Kiwi troops to stay in Iraq for another 18 months. No one saw this coming.. then again I remember various spokespeople from the left saying this is exactly what would happen.
http://www.stuff.co.nz/national/politics/81265744/kiwi-troop-deployment-to-iraq-has-been-extended-by-18-months
Yep deployment to now extend beyond the next election
Key said the intention was not to go beyond two years and the mission would be reviewed in 12 months. At the initial deployment.
really,
Now he extends them for another 18 months.. that’s 18 months on top of the 2 years. Oh btw did he not mention we are at war now or is that coming later.
http://www.nzherald.co.nz/nz/news/article.cfm?c_id=1&objectid=11659951
Last line of that article:
Wtf!
Yes, amusing. I don’t know how poor Gerry can sleep at night, knowing that so many swords of Damocles are swaying and hovering above our heads…
vino
The only imminent threat NZ is experiencing is the National party, led by John Key they are doing far more damage to people than ISIL have in NZ.
Sadly that’s actually a fact.
Reminds me of this tweet from the Economist:
My reply:
Nice 1 DTB.
When will John Key speak out against this scofflaw regime?
http://www.theguardian.com/australia-news/2016/jun/20/the-worst-ive-seen-trauma-expert-lifts-lid-on-atrocity-of-australias-detention-regime
http://www.nzherald.co.nz/opinion/news/article.cfm?c_id=466&objectid=11660016
Now don’t bust your mouse furiously following this link nor froth so much your unable to offload your love of all things Paula Bennet.
However Barry Soper’s lovely post on PB just popped up and what do you know a comments section on her is open.

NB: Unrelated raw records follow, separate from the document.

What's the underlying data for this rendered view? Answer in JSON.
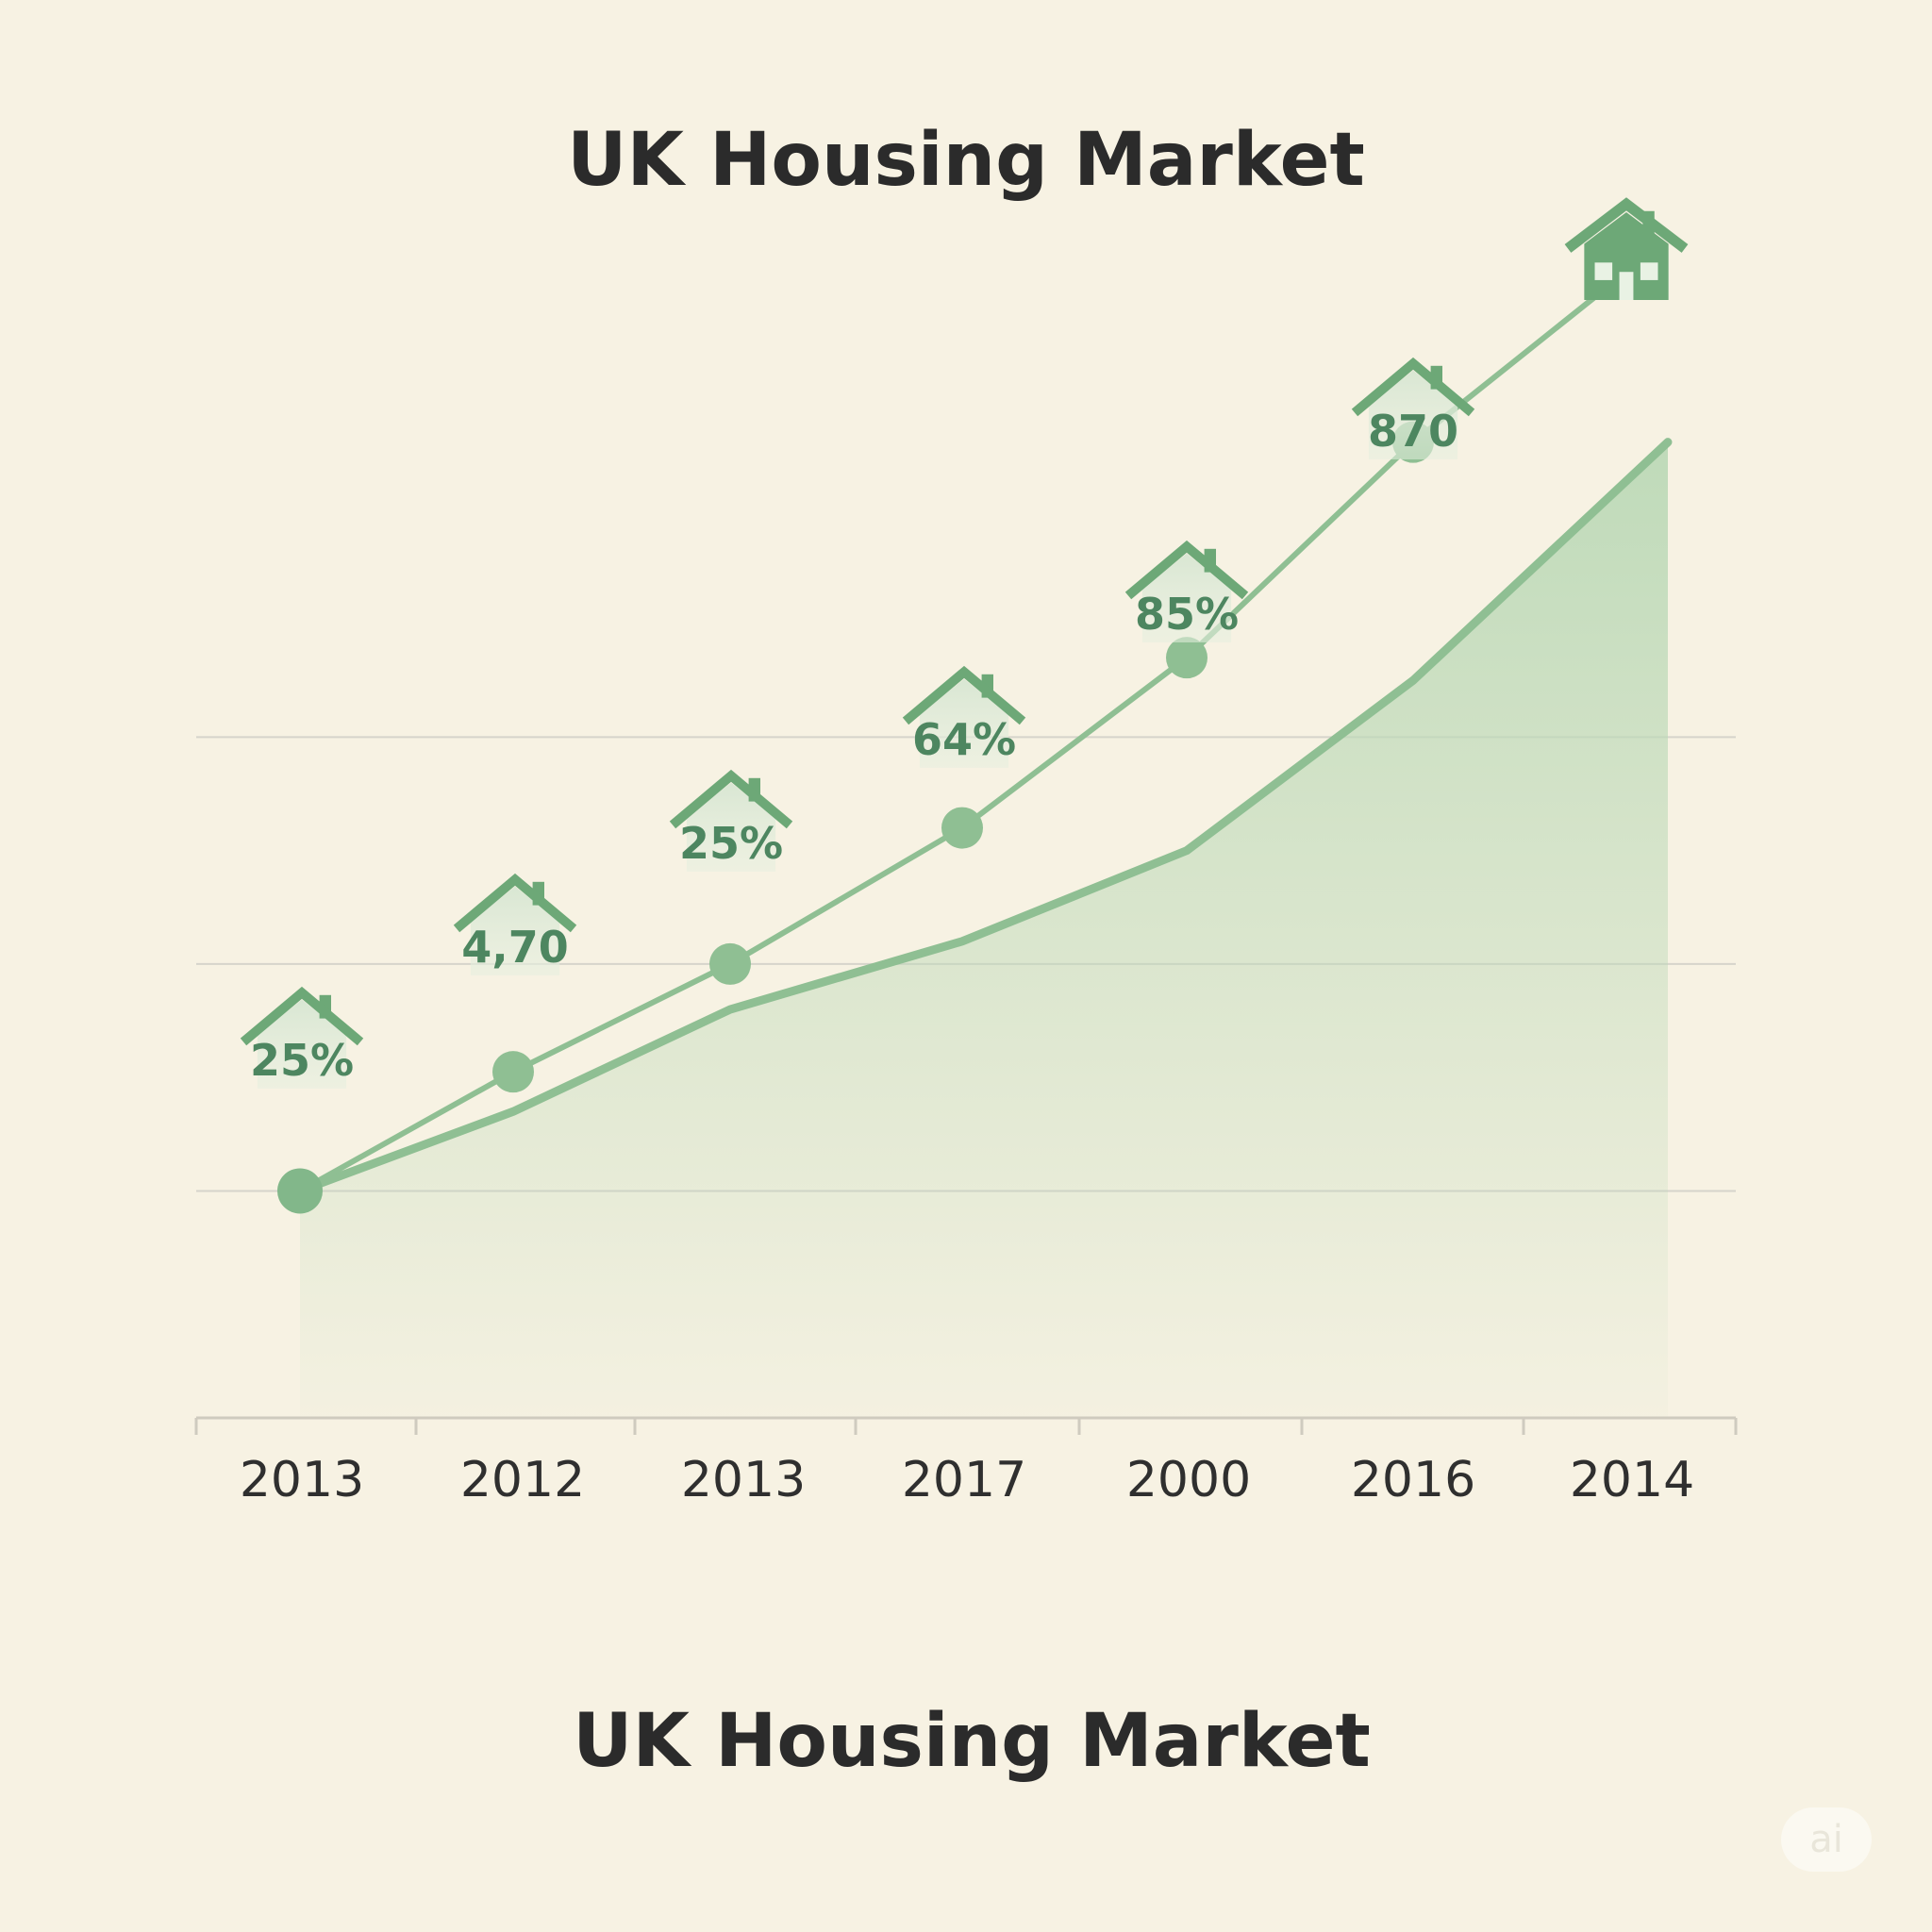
{
  "chart_data": {
    "type": "line",
    "title": "UK Housing Market",
    "subtitle": "UK Housing Market",
    "categories": [
      "2013",
      "2012",
      "2013",
      "2017",
      "2000",
      "2016",
      "2014"
    ],
    "series": [
      {
        "values": [
          2.0,
          3.05,
          4.0,
          5.2,
          6.7,
          8.6,
          10.1
        ],
        "labels": [
          "25%",
          "4,70",
          "25%",
          "64%",
          "85%",
          "870",
          ""
        ]
      },
      {
        "values": [
          2.0,
          2.7,
          3.6,
          4.2,
          5.0,
          6.5,
          8.6
        ]
      }
    ],
    "ylim": [
      0,
      11
    ],
    "grid": true,
    "gridlines_at": [
      2,
      4,
      6
    ],
    "colors": {
      "background": "#f7f2e3",
      "line": "#8fbf93",
      "marker": "#8fbf93",
      "area": "#bcd9b7",
      "house": "#6da877",
      "label": "#4d8660"
    },
    "watermark": "ai",
    "icons": [
      "house-icon"
    ]
  }
}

Good luck guys let her and Soper know we know, if you know what I mean.
She does not care, she’s a bully, you know the truth.
The $5000 is in part to be given to the removal Company and just $2000 given to the people as a start up grant, they said on Morning report today.
So John Key , how do you feel about people sleeping under bridges?
JK : We’ve had a bit of a discussion about that and we are quite comfortable with that really, I mean there is no real safety issue here as the vehicles are well above them and being under the bridge they shouldn’t pose a distraction for the motorist. If they want to live under a bridge then be my guest.
Arrr, I was more referring to the homeless problem.
JK: Well I haven’t had any homeless approach me directly about this, but we desperately need more roads and bridges and we are pushing that through so that should produce a win win situation with the extra bridges.